Acabaram-se com os puxões de orelhas a ministros que faziam ouvidos de mercador às imprecações de uma Amélia de Orleães, escandalizada pela fábrica de gás construída diante da Torre de Belém. Acabaram-se de vez com as retiradas estratégicas diante da colossal figura da majestade, quando esta perseguia conselheiros e deputados, exigindo a tomada de medidas e a outorga de projectos e verbas que zelassem pela saúde pública, instituíssem sanatórios, hospitais, institutos de investigação científica, lactários, cozinhas de assistência, berçários e programas de formação da juventude. Nada de chapéus espampanantes com penas de avestruz, rendas, leques e sedas cor de rosa à la mode de Paris, ou muito menos ainda, primazias de primeira fila. Nunca mais queriam ter pela frente Marias Segundas que se atreviam a colocar ministros na ordem e apontavam com o indicador para o articulado da Carta, ou Marias Pias que ameaçaram militares golpistas com pelotões de fuzilamento. Sobretudo, não admitiriam mais Amélias que liam e se imiscuíam na vida pública, tinham opinião e discordavam, não podendo por isso mesmo, ter qualquer tipo de relevo. Visibilidade ou primazia institucional, então, jamais.

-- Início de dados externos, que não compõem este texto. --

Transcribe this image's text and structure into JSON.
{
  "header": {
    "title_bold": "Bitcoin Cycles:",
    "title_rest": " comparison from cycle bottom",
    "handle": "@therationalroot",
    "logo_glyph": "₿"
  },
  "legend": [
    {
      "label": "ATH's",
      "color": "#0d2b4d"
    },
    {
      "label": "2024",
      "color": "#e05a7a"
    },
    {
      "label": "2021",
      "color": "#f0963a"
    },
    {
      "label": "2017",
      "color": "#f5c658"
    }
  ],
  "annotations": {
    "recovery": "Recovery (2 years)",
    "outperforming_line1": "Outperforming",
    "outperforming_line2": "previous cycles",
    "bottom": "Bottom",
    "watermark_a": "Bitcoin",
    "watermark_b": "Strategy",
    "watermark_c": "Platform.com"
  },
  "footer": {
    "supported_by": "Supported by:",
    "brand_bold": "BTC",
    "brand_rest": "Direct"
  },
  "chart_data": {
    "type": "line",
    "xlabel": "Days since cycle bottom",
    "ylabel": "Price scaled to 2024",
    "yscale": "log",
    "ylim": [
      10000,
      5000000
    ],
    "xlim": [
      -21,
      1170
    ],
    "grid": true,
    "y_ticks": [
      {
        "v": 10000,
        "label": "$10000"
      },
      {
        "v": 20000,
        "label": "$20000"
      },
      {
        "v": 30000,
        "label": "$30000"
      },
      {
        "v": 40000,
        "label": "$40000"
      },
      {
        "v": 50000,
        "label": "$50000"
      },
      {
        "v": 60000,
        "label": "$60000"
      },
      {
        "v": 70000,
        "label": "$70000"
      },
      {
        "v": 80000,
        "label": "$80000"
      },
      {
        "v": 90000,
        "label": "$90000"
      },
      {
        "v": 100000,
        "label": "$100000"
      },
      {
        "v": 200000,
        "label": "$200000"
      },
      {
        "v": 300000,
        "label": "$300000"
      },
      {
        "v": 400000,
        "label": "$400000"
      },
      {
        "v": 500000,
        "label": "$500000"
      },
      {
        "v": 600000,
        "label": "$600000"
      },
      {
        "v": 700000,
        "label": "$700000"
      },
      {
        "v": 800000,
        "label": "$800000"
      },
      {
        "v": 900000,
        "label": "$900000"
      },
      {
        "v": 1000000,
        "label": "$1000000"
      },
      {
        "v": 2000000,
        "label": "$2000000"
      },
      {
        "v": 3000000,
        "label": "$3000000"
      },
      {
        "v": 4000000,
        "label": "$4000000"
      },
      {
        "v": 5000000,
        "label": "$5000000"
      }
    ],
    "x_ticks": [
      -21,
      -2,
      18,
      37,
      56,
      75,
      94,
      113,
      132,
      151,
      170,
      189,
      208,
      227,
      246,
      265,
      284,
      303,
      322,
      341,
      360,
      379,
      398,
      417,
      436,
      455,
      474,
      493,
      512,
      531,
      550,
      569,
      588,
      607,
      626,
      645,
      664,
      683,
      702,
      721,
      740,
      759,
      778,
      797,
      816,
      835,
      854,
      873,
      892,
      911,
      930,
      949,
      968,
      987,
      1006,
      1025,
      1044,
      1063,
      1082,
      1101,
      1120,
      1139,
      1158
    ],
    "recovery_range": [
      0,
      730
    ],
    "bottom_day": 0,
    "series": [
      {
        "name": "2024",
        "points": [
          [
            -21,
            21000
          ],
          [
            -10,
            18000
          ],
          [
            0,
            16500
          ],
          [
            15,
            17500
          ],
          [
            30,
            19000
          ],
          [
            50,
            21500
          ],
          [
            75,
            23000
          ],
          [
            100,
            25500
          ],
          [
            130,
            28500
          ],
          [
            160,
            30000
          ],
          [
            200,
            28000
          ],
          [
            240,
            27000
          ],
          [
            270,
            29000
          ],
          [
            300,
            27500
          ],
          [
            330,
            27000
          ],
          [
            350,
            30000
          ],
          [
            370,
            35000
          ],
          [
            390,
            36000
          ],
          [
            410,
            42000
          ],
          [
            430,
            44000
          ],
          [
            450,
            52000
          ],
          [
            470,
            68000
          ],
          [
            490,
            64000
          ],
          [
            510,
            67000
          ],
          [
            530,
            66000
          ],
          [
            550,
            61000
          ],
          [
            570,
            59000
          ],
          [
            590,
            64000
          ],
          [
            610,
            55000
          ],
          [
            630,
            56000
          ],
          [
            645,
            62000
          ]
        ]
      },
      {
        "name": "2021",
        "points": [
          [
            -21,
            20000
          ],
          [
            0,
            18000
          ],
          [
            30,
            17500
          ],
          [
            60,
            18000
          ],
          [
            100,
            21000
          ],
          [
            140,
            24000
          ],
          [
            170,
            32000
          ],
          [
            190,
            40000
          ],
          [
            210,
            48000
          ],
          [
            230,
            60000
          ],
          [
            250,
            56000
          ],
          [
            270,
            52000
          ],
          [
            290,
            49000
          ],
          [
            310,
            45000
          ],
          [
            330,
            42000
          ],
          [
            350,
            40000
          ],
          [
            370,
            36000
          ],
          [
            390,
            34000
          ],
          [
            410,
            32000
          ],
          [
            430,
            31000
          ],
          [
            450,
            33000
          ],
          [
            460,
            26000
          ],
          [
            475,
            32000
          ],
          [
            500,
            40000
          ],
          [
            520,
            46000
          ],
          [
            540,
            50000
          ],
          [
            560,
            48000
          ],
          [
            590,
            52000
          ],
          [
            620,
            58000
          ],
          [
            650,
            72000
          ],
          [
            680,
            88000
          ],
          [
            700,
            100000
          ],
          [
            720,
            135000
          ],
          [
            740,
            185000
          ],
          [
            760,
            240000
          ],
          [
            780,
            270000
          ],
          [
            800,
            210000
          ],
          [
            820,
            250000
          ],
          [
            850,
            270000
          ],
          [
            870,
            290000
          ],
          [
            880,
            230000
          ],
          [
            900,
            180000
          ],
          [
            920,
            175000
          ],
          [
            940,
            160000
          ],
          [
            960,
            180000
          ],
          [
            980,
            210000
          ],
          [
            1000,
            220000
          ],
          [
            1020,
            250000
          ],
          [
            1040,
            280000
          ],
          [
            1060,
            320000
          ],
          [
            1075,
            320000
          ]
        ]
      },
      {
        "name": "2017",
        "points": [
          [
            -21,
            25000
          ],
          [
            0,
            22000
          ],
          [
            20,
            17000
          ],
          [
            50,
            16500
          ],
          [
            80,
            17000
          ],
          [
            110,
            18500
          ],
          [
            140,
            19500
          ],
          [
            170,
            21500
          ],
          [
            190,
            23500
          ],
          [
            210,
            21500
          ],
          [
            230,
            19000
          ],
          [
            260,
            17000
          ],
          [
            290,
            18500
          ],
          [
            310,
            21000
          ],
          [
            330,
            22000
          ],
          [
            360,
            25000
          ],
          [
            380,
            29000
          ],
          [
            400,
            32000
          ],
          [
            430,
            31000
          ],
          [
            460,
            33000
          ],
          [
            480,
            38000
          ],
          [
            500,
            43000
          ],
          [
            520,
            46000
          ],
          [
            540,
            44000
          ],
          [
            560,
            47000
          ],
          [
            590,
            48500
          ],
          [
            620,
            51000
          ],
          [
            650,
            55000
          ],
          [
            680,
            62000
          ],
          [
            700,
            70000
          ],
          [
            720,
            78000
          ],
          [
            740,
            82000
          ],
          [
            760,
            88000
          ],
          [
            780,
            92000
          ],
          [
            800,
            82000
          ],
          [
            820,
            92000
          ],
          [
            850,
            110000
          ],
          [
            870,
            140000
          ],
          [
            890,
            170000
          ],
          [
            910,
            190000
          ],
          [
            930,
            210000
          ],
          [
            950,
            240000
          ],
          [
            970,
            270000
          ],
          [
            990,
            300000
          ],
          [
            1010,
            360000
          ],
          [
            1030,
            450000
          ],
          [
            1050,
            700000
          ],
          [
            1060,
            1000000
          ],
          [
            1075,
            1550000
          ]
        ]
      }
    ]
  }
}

Para os fulanotes de chapéu de coco, bengala, bigodinhos retorcidos e pêras à caceteiro do republicanismo, o símbolo de muitas mulheres foi durante décadas, aquela que um dia desembracou numa Santa Apolónia apinhada de um povo desejoso de ver o futuro que chegava. Aquele porvir que trazia o interesse pela ciência e pelas questões que procuravam mitigar os abusos do laisser faire da sociedade liberal. Essa mesmo que gostava de pintar ao ar livre, que se atrevia a ler "indecências estrangeiras", ia ao teatro sem o marido, discutia os grandes temas como uma igual entre os intelectuais e que ousava fotografar, tratando ela própria, das coisas técnicas da nova arte.

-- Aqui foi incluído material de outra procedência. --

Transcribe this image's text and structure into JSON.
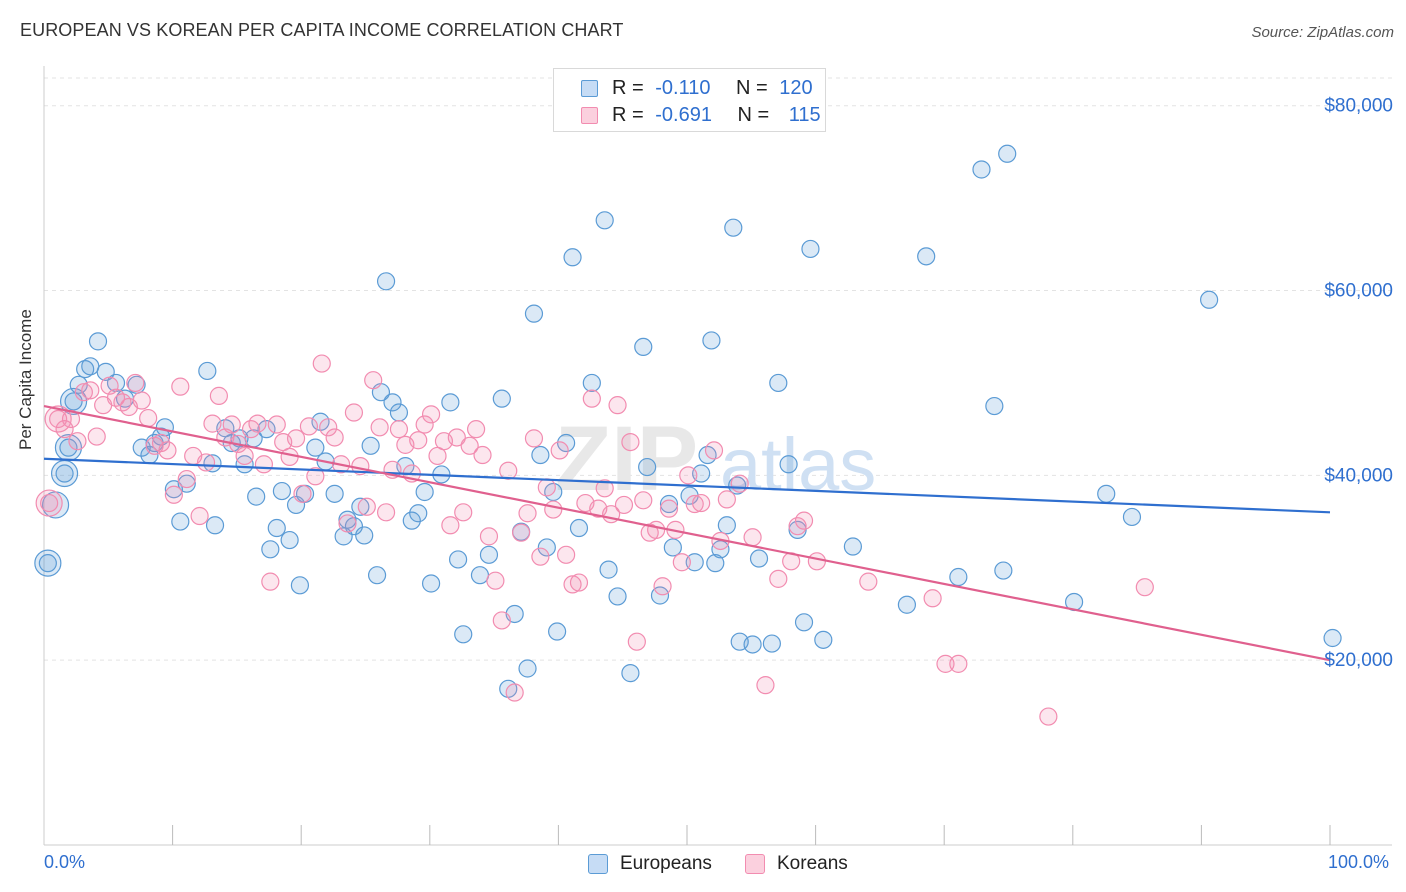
{
  "title": "EUROPEAN VS KOREAN PER CAPITA INCOME CORRELATION CHART",
  "source": "Source: ZipAtlas.com",
  "watermark": "ZIPatlas",
  "legend_stats": [
    {
      "r_label": "R =",
      "r_value": "-0.110",
      "n_label": "N =",
      "n_value": "120",
      "color": "#5b9bd5"
    },
    {
      "r_label": "R =",
      "r_value": "-0.691",
      "n_label": "N =",
      "n_value": "115",
      "color": "#f28cb0"
    }
  ],
  "bottom_legend": [
    {
      "label": "Europeans",
      "color": "#5b9bd5"
    },
    {
      "label": "Koreans",
      "color": "#f28cb0"
    }
  ],
  "chart_data": {
    "type": "scatter",
    "title": "EUROPEAN VS KOREAN PER CAPITA INCOME CORRELATION CHART",
    "xlabel": "",
    "ylabel": "Per Capita Income",
    "xlim": [
      0,
      100
    ],
    "ylim": [
      0,
      83000
    ],
    "x_tick_labels": [
      "0.0%",
      "100.0%"
    ],
    "y_ticks": [
      20000,
      40000,
      60000,
      80000
    ],
    "y_tick_labels": [
      "$20,000",
      "$40,000",
      "$60,000",
      "$80,000"
    ],
    "grid": true,
    "legend_position": "top-center",
    "series": [
      {
        "name": "Europeans",
        "color": "#5b9bd5",
        "line_color": "#2f6fcf",
        "trend": [
          [
            0,
            41800
          ],
          [
            100,
            36000
          ]
        ],
        "points": [
          [
            0.3,
            30500
          ],
          [
            1.6,
            40200
          ],
          [
            1.9,
            43000
          ],
          [
            2.3,
            48000
          ],
          [
            2.7,
            49800
          ],
          [
            3.2,
            51500
          ],
          [
            3.6,
            51800
          ],
          [
            4.2,
            54500
          ],
          [
            4.8,
            51200
          ],
          [
            5.6,
            50000
          ],
          [
            6.3,
            48300
          ],
          [
            7.2,
            49800
          ],
          [
            7.6,
            43000
          ],
          [
            8.2,
            42200
          ],
          [
            8.6,
            43500
          ],
          [
            9.1,
            44200
          ],
          [
            9.4,
            45200
          ],
          [
            10.1,
            38500
          ],
          [
            10.6,
            35000
          ],
          [
            11.1,
            39100
          ],
          [
            12.7,
            51300
          ],
          [
            13.1,
            41300
          ],
          [
            13.3,
            34600
          ],
          [
            14.1,
            45100
          ],
          [
            14.6,
            43500
          ],
          [
            15.2,
            44000
          ],
          [
            15.6,
            41200
          ],
          [
            16.3,
            44000
          ],
          [
            16.5,
            37700
          ],
          [
            17.3,
            45000
          ],
          [
            17.6,
            32000
          ],
          [
            18.1,
            34300
          ],
          [
            18.5,
            38300
          ],
          [
            19.1,
            33000
          ],
          [
            19.6,
            36800
          ],
          [
            19.9,
            28100
          ],
          [
            20.3,
            38000
          ],
          [
            21.1,
            43000
          ],
          [
            21.5,
            45800
          ],
          [
            21.9,
            41500
          ],
          [
            22.6,
            38000
          ],
          [
            23.3,
            33400
          ],
          [
            23.6,
            35200
          ],
          [
            24.1,
            34500
          ],
          [
            24.6,
            36600
          ],
          [
            24.9,
            33500
          ],
          [
            25.4,
            43200
          ],
          [
            25.9,
            29200
          ],
          [
            26.2,
            49000
          ],
          [
            26.6,
            61000
          ],
          [
            27.1,
            47900
          ],
          [
            27.6,
            46800
          ],
          [
            28.1,
            41000
          ],
          [
            28.6,
            35100
          ],
          [
            29.1,
            35900
          ],
          [
            29.6,
            38200
          ],
          [
            30.1,
            28300
          ],
          [
            30.9,
            40100
          ],
          [
            31.6,
            47900
          ],
          [
            32.2,
            30900
          ],
          [
            32.6,
            22800
          ],
          [
            33.9,
            29200
          ],
          [
            34.6,
            31400
          ],
          [
            35.6,
            48300
          ],
          [
            36.1,
            16900
          ],
          [
            36.6,
            25000
          ],
          [
            37.1,
            33900
          ],
          [
            37.6,
            19100
          ],
          [
            38.1,
            57500
          ],
          [
            38.6,
            42200
          ],
          [
            39.1,
            32200
          ],
          [
            39.6,
            38200
          ],
          [
            39.9,
            23100
          ],
          [
            40.6,
            43500
          ],
          [
            41.1,
            63600
          ],
          [
            41.6,
            34300
          ],
          [
            42.6,
            50000
          ],
          [
            43.6,
            67600
          ],
          [
            43.9,
            29800
          ],
          [
            44.6,
            26900
          ],
          [
            45.6,
            18600
          ],
          [
            46.6,
            53900
          ],
          [
            46.9,
            40900
          ],
          [
            47.9,
            27000
          ],
          [
            48.6,
            36900
          ],
          [
            48.9,
            32200
          ],
          [
            50.2,
            37800
          ],
          [
            50.6,
            30600
          ],
          [
            51.1,
            40200
          ],
          [
            51.6,
            42200
          ],
          [
            51.9,
            54600
          ],
          [
            52.2,
            30500
          ],
          [
            52.6,
            32000
          ],
          [
            53.1,
            34600
          ],
          [
            53.6,
            66800
          ],
          [
            53.9,
            38900
          ],
          [
            54.1,
            22000
          ],
          [
            55.1,
            21700
          ],
          [
            55.6,
            31000
          ],
          [
            56.6,
            21800
          ],
          [
            57.1,
            50000
          ],
          [
            57.9,
            41200
          ],
          [
            58.6,
            34100
          ],
          [
            59.1,
            24100
          ],
          [
            59.6,
            64500
          ],
          [
            60.6,
            22200
          ],
          [
            62.9,
            32300
          ],
          [
            67.1,
            26000
          ],
          [
            68.6,
            63700
          ],
          [
            71.1,
            29000
          ],
          [
            72.9,
            73100
          ],
          [
            73.9,
            47500
          ],
          [
            74.6,
            29700
          ],
          [
            74.9,
            74800
          ],
          [
            80.1,
            26300
          ],
          [
            82.6,
            38000
          ],
          [
            84.6,
            35500
          ],
          [
            90.6,
            59000
          ],
          [
            100.2,
            22400
          ]
        ],
        "large_points": [
          [
            1.9,
            43000
          ],
          [
            1.6,
            40200
          ],
          [
            0.3,
            30500
          ],
          [
            0.9,
            36800
          ],
          [
            2.3,
            48000
          ]
        ]
      },
      {
        "name": "Koreans",
        "color": "#f28cb0",
        "line_color": "#e0608e",
        "trend": [
          [
            0,
            47500
          ],
          [
            100,
            20000
          ]
        ],
        "points": [
          [
            0.4,
            37000
          ],
          [
            1.1,
            46100
          ],
          [
            1.6,
            45000
          ],
          [
            2.1,
            46100
          ],
          [
            2.6,
            43700
          ],
          [
            3.1,
            49000
          ],
          [
            3.6,
            49200
          ],
          [
            4.1,
            44200
          ],
          [
            4.6,
            47600
          ],
          [
            5.1,
            49700
          ],
          [
            5.6,
            48400
          ],
          [
            6.1,
            47900
          ],
          [
            6.6,
            47400
          ],
          [
            7.1,
            50000
          ],
          [
            7.6,
            48100
          ],
          [
            8.1,
            46200
          ],
          [
            8.6,
            43200
          ],
          [
            9.1,
            43500
          ],
          [
            9.6,
            42700
          ],
          [
            10.1,
            37900
          ],
          [
            10.6,
            49600
          ],
          [
            11.1,
            39600
          ],
          [
            11.6,
            42100
          ],
          [
            12.1,
            35600
          ],
          [
            12.6,
            41400
          ],
          [
            13.1,
            45600
          ],
          [
            13.6,
            48600
          ],
          [
            14.1,
            44100
          ],
          [
            14.6,
            45500
          ],
          [
            15.1,
            43400
          ],
          [
            15.6,
            42100
          ],
          [
            16.1,
            45000
          ],
          [
            16.6,
            45600
          ],
          [
            17.1,
            41200
          ],
          [
            17.6,
            28500
          ],
          [
            18.1,
            45500
          ],
          [
            18.6,
            43600
          ],
          [
            19.1,
            42000
          ],
          [
            19.6,
            44000
          ],
          [
            20.1,
            38000
          ],
          [
            20.6,
            45300
          ],
          [
            21.1,
            39900
          ],
          [
            21.6,
            52100
          ],
          [
            22.1,
            45200
          ],
          [
            22.6,
            44100
          ],
          [
            23.1,
            41200
          ],
          [
            23.6,
            34800
          ],
          [
            24.1,
            46800
          ],
          [
            24.6,
            41000
          ],
          [
            25.1,
            36600
          ],
          [
            25.6,
            50300
          ],
          [
            26.1,
            45200
          ],
          [
            26.6,
            36000
          ],
          [
            27.1,
            40600
          ],
          [
            27.6,
            45000
          ],
          [
            28.1,
            43300
          ],
          [
            28.6,
            40200
          ],
          [
            29.1,
            43800
          ],
          [
            29.6,
            45500
          ],
          [
            30.1,
            46600
          ],
          [
            30.6,
            42100
          ],
          [
            31.1,
            43700
          ],
          [
            31.6,
            34600
          ],
          [
            32.1,
            44100
          ],
          [
            32.6,
            36000
          ],
          [
            33.1,
            43200
          ],
          [
            33.6,
            45000
          ],
          [
            34.1,
            42200
          ],
          [
            34.6,
            33400
          ],
          [
            35.1,
            28600
          ],
          [
            35.6,
            24300
          ],
          [
            36.1,
            40500
          ],
          [
            36.6,
            16500
          ],
          [
            37.1,
            33800
          ],
          [
            37.6,
            35900
          ],
          [
            38.1,
            44000
          ],
          [
            38.6,
            31200
          ],
          [
            39.1,
            38700
          ],
          [
            39.6,
            36300
          ],
          [
            40.1,
            42700
          ],
          [
            40.6,
            31400
          ],
          [
            41.1,
            28200
          ],
          [
            41.6,
            28400
          ],
          [
            42.1,
            37000
          ],
          [
            42.6,
            48300
          ],
          [
            43.1,
            36400
          ],
          [
            43.6,
            38600
          ],
          [
            44.1,
            35800
          ],
          [
            44.6,
            47600
          ],
          [
            45.1,
            36800
          ],
          [
            45.6,
            43600
          ],
          [
            46.1,
            22000
          ],
          [
            46.6,
            37300
          ],
          [
            47.1,
            33800
          ],
          [
            47.6,
            34100
          ],
          [
            48.1,
            28000
          ],
          [
            48.6,
            36400
          ],
          [
            49.1,
            34100
          ],
          [
            49.6,
            30600
          ],
          [
            50.1,
            40000
          ],
          [
            50.6,
            36900
          ],
          [
            51.1,
            37000
          ],
          [
            52.1,
            42700
          ],
          [
            52.6,
            32900
          ],
          [
            53.1,
            37400
          ],
          [
            54.1,
            39100
          ],
          [
            55.1,
            33300
          ],
          [
            56.1,
            17300
          ],
          [
            57.1,
            28800
          ],
          [
            58.1,
            30700
          ],
          [
            58.6,
            34500
          ],
          [
            59.1,
            35100
          ],
          [
            60.1,
            30700
          ],
          [
            64.1,
            28500
          ],
          [
            69.1,
            26700
          ],
          [
            70.1,
            19600
          ],
          [
            71.1,
            19600
          ],
          [
            78.1,
            13900
          ],
          [
            85.6,
            27900
          ]
        ],
        "large_points": [
          [
            0.4,
            37000
          ],
          [
            1.1,
            46100
          ]
        ]
      }
    ]
  }
}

Amélia de Orleães era para os rufiões do PRP, ..."a mulher de hoje, sobretudo aquela que vegeta nas cidades onde há cheiros de civilização, não é a mulher como devia ser, nem tão pouco parece aproximar-se da devida meta, é uma mulher manequim, chapa aonde os holofotes das casas de modas de Paris e de Londres projectam as linhas caprichosas dos seus figurinos complicados. E’ uma mulher falsificada, pretensiosa, entalada em rígidas lâminas de aço, e aumentando sensivelmente o seu peso real com alguns quilos de algodão que lhes retocam as deficiências do físico." Este textozinho, consiste numa amálgama daquilo que o PRP fazia distribuir pelas ruas da capital quando à rainha se referia e a primeira imagem que imediatamente surge, é a do retrato pintado por Corcus, pendurado na parede de honra do Museu dos Coches. Daí o ódio por quem saía à rua sozinha com os filhos, ia às compras na Baixa, cavalgava solitária no Jardim do Campo Grande, frequentava as touradas no Campo Pequeno, discutia os temas da actualidade, atrevia-se à política, enfrentava genuínas ou duvidosas sapiências e trocava correspondência com vultos eminentes da ciência e das artes. Não podia ser, aquela mulher significava a subversão da ordem aceite.

Muito bem faz a escabiótica comissão oficial do Centenário da República - a república de 1926-74 incluída -, quando sem o querer, homenageia quem jamais se sujeitaria ao estatuto de inferioridade a que o regime condenou as mulheres portuguesas, a partir daí votadas à condição subalterna de madames Carmona, donas Gertrudes e pouco mais, porque das outras, as senhoras Bernardino ou Almeida, não reza a história. Muito menos ainda, os figurinos da moda.

De facto, quando se fala em república de início do século, apenas um nome permanece na mente de todos: o da corajosa, gigantesca, teimosa, inteligente e risonha Amélia. Um ícone sem rival.